“One afternoon, near the end of the first summer, when I went to the village to get a shoe from the cobbler’s, I was seized and put into jail, because, as I have elsewhere related, I did not pay a tax to, or recognize the authority of, the State which buys and sells men, women, and children, like cattle, at the door of its senate-house.”
This is Thoreau’s matter-of-fact way of describing his arrest, which prompted his famous and influential essay, “Civil Disobedience.” He writes about the issues in more depth in that piece (and I wrote about his anti-slavery activism here), so this time I’m going to focus more on an important observation that Thoreau makes about the balance of power. He continues:
“I had gone down to the woods for other purposes. But, wherever a man goes, men will pursue and paw him with their dirty institutions, and, if they can, constrain him to belong to their desperate odd-fellow society. It is true, I might have resisted forcibly with more or less effect, might have run “amok” against society; but I preferred that society should run “amok” against me, it being the desperate party.”

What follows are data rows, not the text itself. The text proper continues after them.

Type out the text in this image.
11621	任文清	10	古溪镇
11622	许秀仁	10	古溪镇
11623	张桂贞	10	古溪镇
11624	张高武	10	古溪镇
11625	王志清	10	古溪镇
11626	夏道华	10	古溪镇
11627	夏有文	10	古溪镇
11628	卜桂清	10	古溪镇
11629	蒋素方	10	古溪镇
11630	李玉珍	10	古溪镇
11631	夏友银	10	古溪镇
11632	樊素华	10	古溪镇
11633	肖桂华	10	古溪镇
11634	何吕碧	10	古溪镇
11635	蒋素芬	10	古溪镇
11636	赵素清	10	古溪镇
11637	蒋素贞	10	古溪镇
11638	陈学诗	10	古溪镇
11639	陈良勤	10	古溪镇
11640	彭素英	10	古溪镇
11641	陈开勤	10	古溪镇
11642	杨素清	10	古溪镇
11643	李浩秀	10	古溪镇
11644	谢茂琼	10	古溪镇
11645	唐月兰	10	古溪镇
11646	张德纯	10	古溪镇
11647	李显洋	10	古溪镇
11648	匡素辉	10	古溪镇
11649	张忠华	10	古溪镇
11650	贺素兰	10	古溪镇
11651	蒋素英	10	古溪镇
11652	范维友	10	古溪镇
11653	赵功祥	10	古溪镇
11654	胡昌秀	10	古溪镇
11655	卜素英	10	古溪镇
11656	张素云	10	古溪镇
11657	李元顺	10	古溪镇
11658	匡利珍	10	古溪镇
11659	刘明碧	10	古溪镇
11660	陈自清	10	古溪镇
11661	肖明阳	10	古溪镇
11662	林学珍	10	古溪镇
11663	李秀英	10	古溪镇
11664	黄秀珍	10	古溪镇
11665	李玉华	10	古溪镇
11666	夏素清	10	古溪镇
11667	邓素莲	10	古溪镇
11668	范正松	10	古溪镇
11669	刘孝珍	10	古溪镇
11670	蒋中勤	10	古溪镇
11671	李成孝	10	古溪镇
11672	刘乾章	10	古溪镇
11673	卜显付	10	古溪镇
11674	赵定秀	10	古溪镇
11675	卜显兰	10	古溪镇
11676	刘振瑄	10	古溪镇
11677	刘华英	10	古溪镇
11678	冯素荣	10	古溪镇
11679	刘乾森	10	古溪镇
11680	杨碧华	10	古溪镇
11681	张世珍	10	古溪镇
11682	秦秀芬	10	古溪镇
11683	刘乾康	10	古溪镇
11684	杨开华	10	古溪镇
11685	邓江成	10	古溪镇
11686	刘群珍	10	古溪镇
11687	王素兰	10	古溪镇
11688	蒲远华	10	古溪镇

This was obviously a serious issue, but Henry’s sly humor is on display here. In addition to the tone of “everyone’s crazy but me,” he also recognizes an important reality behind the political situation. This becomes clearer if we fast forward a few years to 1850, after Thoreau left Walden but before he finished the book.
In 1850 Congress passed a Fugitive Slave Act, part of a larger political compromise between Northern and Southern states. The law required that runaway slaves be returned to their masters, even if captured in free states. Local law enforcement was required to cooperate, and the law specified six months in jail and a $1,000 fine for anyone who provided food or shelter to a fugitive (something Thoreau had already done).
Why did Southerners demand this law? Many Northerners feared the growth of what they called the Slave Power (referring to the Southern planter aristocracy), but the law also shows that slave owners were aware that a growing number of Northerners had no desire to defend Southern “property,” and either looked the other way or, in some cases, actually aided runaway slaves.
In other words, slavery — which for time out of mind had been accepted without question in human societies — was becoming less and less acceptable to more and more people. Times were changing.
When Thoreau finished his final draft of Walden in 1854, he could look back on his arrest eight years earlier and see how the conflict over slavery had intensified. On July 4 of that year, little more than month before Walden was published, he spoke at the Anti-Slavery Celebration in Framingham, Massachusetts, delivering a passionate condemnation of moral cowardice in a speech titled “Slavery in Massachusetts.”
At the time, neither Thoreau nor anyone else knew how it would all turn out. But here, in this passage of Walden, he performs another of his reversals of perspective, recognizing that a society which enslaves, and which jails people to defend unjust laws, is acting not so much out of power as out of weakness and fear.